If the court does find in your landlord’s favour, you could try to negotiate a variation of the lease. Keep an eye out for legislative reform: Lord Hodge commented in Arnold that parliament could consider extending provisions protecting tenants against unreasonable service charges; and the government’s consultation paper Tackling unfair practices in the leasehold market is currently examining similar problems associated with “doubling” ground rent provisions.

The question of the wall tiles is more difficult. While there will be clauses in your lease of some relevance, such as restrictions on alterations and obligations to repair, there is unlikely to be anything specific about ownership of the tiles. Therefore the court will be required to imply a wholly new term. A similar question arose in The Creative Foundation v Dreamland Leisure Ltd and others [2015] EWHC 2556 (Ch); [2015] EGLR 63, the well-known case about the Banksy mural removed by the tenant from the outside wall of a building in Folkestone and taken to an art gallery in New York.

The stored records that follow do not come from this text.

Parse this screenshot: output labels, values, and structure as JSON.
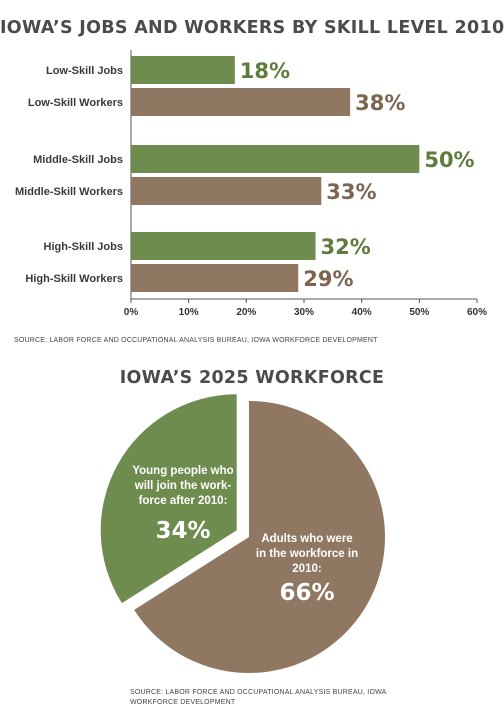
{
  "bar_section": {
    "title": "IOWA’S JOBS AND WORKERS BY SKILL LEVEL 2010",
    "source": "SOURCE: LABOR FORCE AND OCCUPATIONAL ANALYSIS BUREAU, IOWA WORKFORCE DEVELOPMENT"
  },
  "pie_section": {
    "title": "IOWA’S 2025 WORKFORCE",
    "source_line1": "SOURCE: LABOR FORCE AND OCCUPATIONAL ANALYSIS BUREAU, IOWA",
    "source_line2": "WORKFORCE DEVELOPMENT"
  },
  "colors": {
    "jobs": "#6f8c4f",
    "workers": "#8f7761",
    "jobs_text": "#5e7c3d",
    "workers_text": "#7b6450"
  },
  "chart_data": [
    {
      "type": "bar",
      "orientation": "horizontal",
      "title": "IOWA’S JOBS AND WORKERS BY SKILL LEVEL 2010",
      "categories": [
        "Low-Skill Jobs",
        "Low-Skill Workers",
        "Middle-Skill Jobs",
        "Middle-Skill Workers",
        "High-Skill Jobs",
        "High-Skill Workers"
      ],
      "values": [
        18,
        38,
        50,
        33,
        32,
        29
      ],
      "value_labels": [
        "18%",
        "38%",
        "50%",
        "33%",
        "32%",
        "29%"
      ],
      "kinds": [
        "jobs",
        "workers",
        "jobs",
        "workers",
        "jobs",
        "workers"
      ],
      "xlim": [
        0,
        60
      ],
      "ticks": [
        0,
        10,
        20,
        30,
        40,
        50,
        60
      ],
      "tick_labels": [
        "0%",
        "10%",
        "20%",
        "30%",
        "40%",
        "50%",
        "60%"
      ],
      "grid": false
    },
    {
      "type": "pie",
      "title": "IOWA’S 2025 WORKFORCE",
      "slices": [
        {
          "label_lines": [
            "Young people who",
            "will join the work-",
            "force after 2010:"
          ],
          "value": 34,
          "value_label": "34%",
          "kind": "jobs"
        },
        {
          "label_lines": [
            "Adults who were",
            "in the workforce in",
            "2010:"
          ],
          "value": 66,
          "value_label": "66%",
          "kind": "workers"
        }
      ]
    }
  ]
}
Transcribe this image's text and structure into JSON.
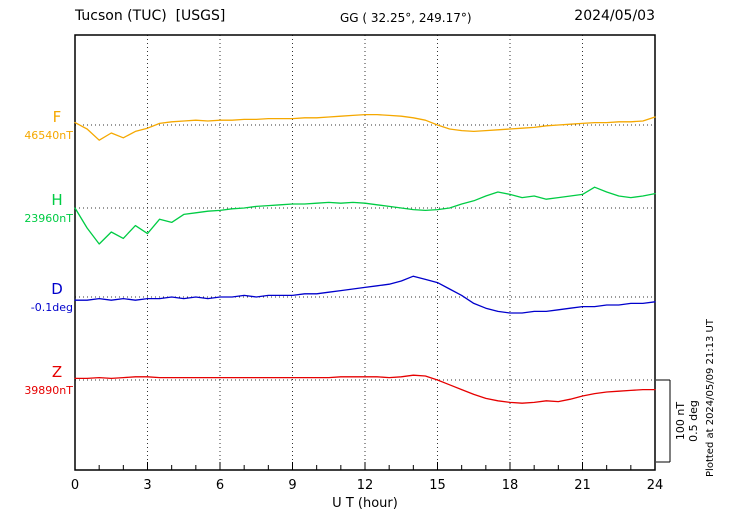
{
  "header": {
    "station": "Tucson (TUC)  [USGS]",
    "gg": "GG ( 32.25°, 249.17°)",
    "date": "2024/05/03"
  },
  "footer": {
    "xlabel": "U T (hour)"
  },
  "side": {
    "plotted": "Plotted at 2024/05/09 21:13 UT",
    "scale_nt": "100 nT",
    "scale_deg": "0.5 deg"
  },
  "chart_data": {
    "type": "line",
    "title": "Tucson (TUC) [USGS] magnetogram 2024/05/03",
    "xlabel": "U T (hour)",
    "x_range": [
      0,
      24
    ],
    "x_ticks": [
      0,
      3,
      6,
      9,
      12,
      15,
      18,
      21,
      24
    ],
    "x_step_hours": 0.5,
    "grid": "dotted vertical at 3h intervals, dotted horizontal baselines per trace",
    "scale": {
      "nT_per_div": 100,
      "deg_per_div": 0.5
    },
    "series": [
      {
        "name": "F",
        "base_label": "46540nT",
        "baseline_value": 46540,
        "unit": "nT",
        "color": "#f5a800",
        "offsets": [
          3,
          -5,
          -19,
          -10,
          -16,
          -8,
          -4,
          2,
          4,
          5,
          6,
          5,
          6,
          6,
          7,
          7,
          8,
          8,
          8,
          9,
          9,
          10,
          11,
          12,
          13,
          13,
          12,
          11,
          9,
          6,
          0,
          -5,
          -7,
          -8,
          -7,
          -6,
          -5,
          -4,
          -3,
          -1,
          0,
          1,
          2,
          3,
          3,
          4,
          4,
          5,
          10
        ]
      },
      {
        "name": "H",
        "base_label": "23960nT",
        "baseline_value": 23960,
        "unit": "nT",
        "color": "#00cc44",
        "offsets": [
          0,
          -25,
          -45,
          -30,
          -38,
          -22,
          -32,
          -14,
          -18,
          -8,
          -6,
          -4,
          -3,
          -1,
          0,
          2,
          3,
          4,
          5,
          5,
          6,
          7,
          6,
          7,
          6,
          4,
          2,
          0,
          -2,
          -3,
          -2,
          0,
          5,
          9,
          15,
          20,
          17,
          13,
          15,
          11,
          13,
          15,
          17,
          26,
          20,
          15,
          13,
          15,
          18
        ]
      },
      {
        "name": "D",
        "base_label": "-0.1deg",
        "baseline_value": -0.1,
        "unit": "deg",
        "color": "#0000cc",
        "offsets": [
          -0.02,
          -0.02,
          -0.01,
          -0.02,
          -0.01,
          -0.02,
          -0.01,
          -0.01,
          0,
          -0.01,
          0,
          -0.01,
          0,
          0,
          0.01,
          0,
          0.01,
          0.01,
          0.01,
          0.02,
          0.02,
          0.03,
          0.04,
          0.05,
          0.06,
          0.07,
          0.08,
          0.1,
          0.13,
          0.11,
          0.09,
          0.05,
          0.01,
          -0.04,
          -0.07,
          -0.09,
          -0.1,
          -0.1,
          -0.09,
          -0.09,
          -0.08,
          -0.07,
          -0.06,
          -0.06,
          -0.05,
          -0.05,
          -0.04,
          -0.04,
          -0.03
        ]
      },
      {
        "name": "Z",
        "base_label": "39890nT",
        "baseline_value": 39890,
        "unit": "nT",
        "color": "#e60000",
        "offsets": [
          2,
          2,
          3,
          2,
          3,
          4,
          4,
          3,
          3,
          3,
          3,
          3,
          3,
          3,
          3,
          3,
          3,
          3,
          3,
          3,
          3,
          3,
          4,
          4,
          4,
          4,
          3,
          4,
          6,
          5,
          0,
          -6,
          -12,
          -18,
          -23,
          -26,
          -28,
          -29,
          -28,
          -26,
          -27,
          -24,
          -20,
          -17,
          -15,
          -14,
          -13,
          -12,
          -12
        ]
      }
    ]
  }
}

A valuation of almost half a million pounds had been put on the mural. Unsurprisingly there was a dispute as to who owned it. The case gave rise to some interesting arguments about how the existing lease clauses might be applied and, more importantly, what term the court might imply to answer the question.

The principles to be applied regarding the implication of terms in written agreements are set out in Attorney General of Belize v Belize Telecom Ltd [2009] UKPC 10. This provides a clear distinction between cases where existing terms are to be interpreted and those where there are no terms in the agreement dealing with the question. As shown in Arnold, where there are clear terms, the court’s ability to interfere is extremely limited. However, where there isn’t a term dealing with the question, the court can imply a term but must have close regard to the terms of the lease.

In Creative Foundation the court found that the mural belonged to the landlord. In doing so it was said that the value of the mural was a relevant consideration. Further, in default of a specific provision, every part of the property belongs to the landlord. The tenant only has an interest for a period of time; in that case 20 years. Your case can be distinguished on both grounds – you have a much longer lease and the tiles are unlikely to have any value. They may also have been installed by a former tenant, as opposed to a third party. Therefore, you may be safe in keeping the tiles but would need to carefully check your lease to ensure there is nothing else that might lead to a different conclusion.